Greiner himself, however, followed a different approach, earning his law degree, practicing in the field for six years, and subsequently pursuing a Ph.D. in statistics, which he now incorporates into his classes.
As the Law School faculty expanded to include a wider variety of backgrounds, professors began to study the law in new ways, often using empirical evidence and other fields of study as a lens to examine the law.
“In the last 20 or so years, legal scholarship has increasingly turned to tools from other disciplines, including economics, history, literature, political science, psychology, and statistics,” Law School Dean Martha L. Minow wrote in an email. “This change has brought great range and depth to legal scholarship.”
As a result, the ways in which professors think about legal scholarship have also also changed, according to Greiner.
“What law school professors mostly did, what they thought of themselves as doing, was analyzing legal doctrine,” Greiner said. “Modern tenured and tenure track law professors...bring their methodology that they learned about in their Ph.D. and they analyze law with the Ph.D. principles,” Greiner said.
Yet this change comes with both benefits and drawbacks, he said.
“It leads to an extraordinarily diverse faculty that can deploy lots of different ideas when we come together, but we come together less frequently.

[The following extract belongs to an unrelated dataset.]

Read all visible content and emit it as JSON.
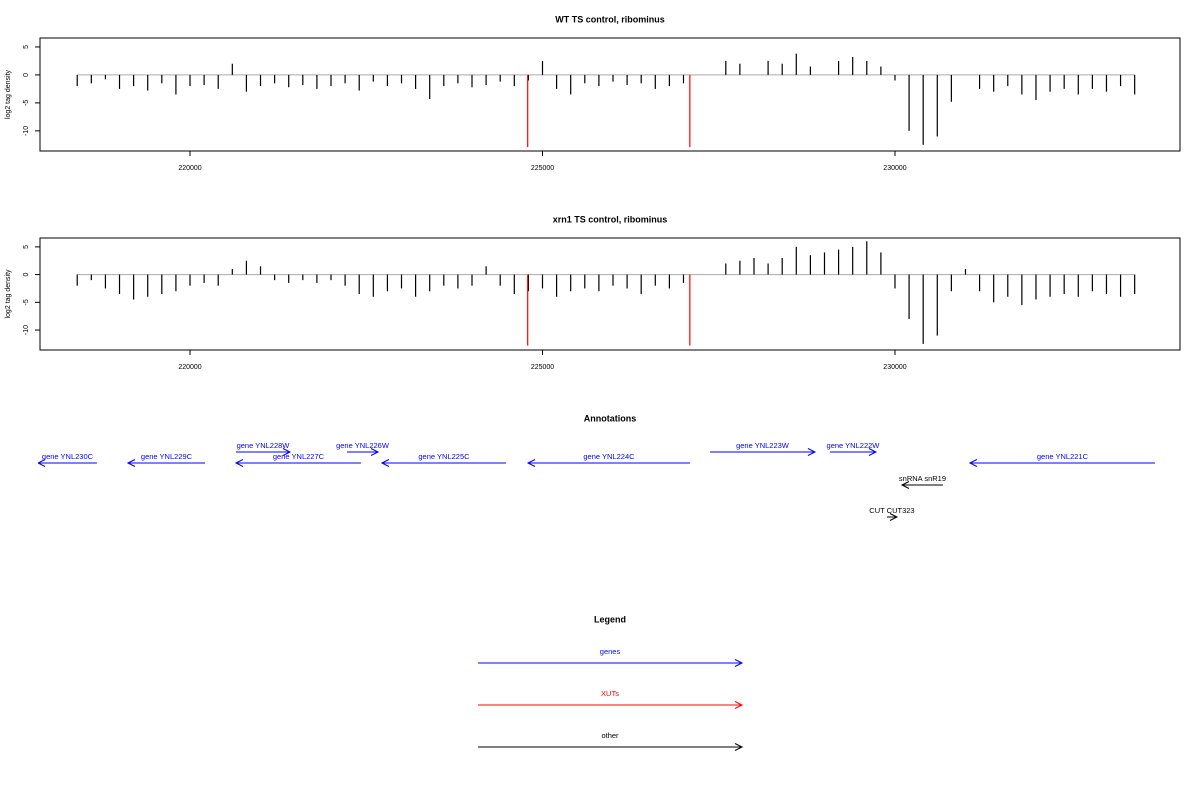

It leads to less of an integrated experience for the students, but a broader experience for the students.” Greiner said. “It's harder for me to read my colleague's work now because they are deploying lessons in economics for instance and I've never taken an economics course in my life.”
Greiner said this trend is representative of a larger movement away from the “nuts and bolts of practice.”
“We focus less on stuffing our students heads completely full with what the doctrine in different areas of law looks like,” Greiner said, noting that the Law School teaches less legal writing than in the past.
When brought into the classroom, some professors find these new frameworks to be impractical and overly abstract. But others counter that interdisciplinary approaches enhance legal training by helping students view the law in a broader context.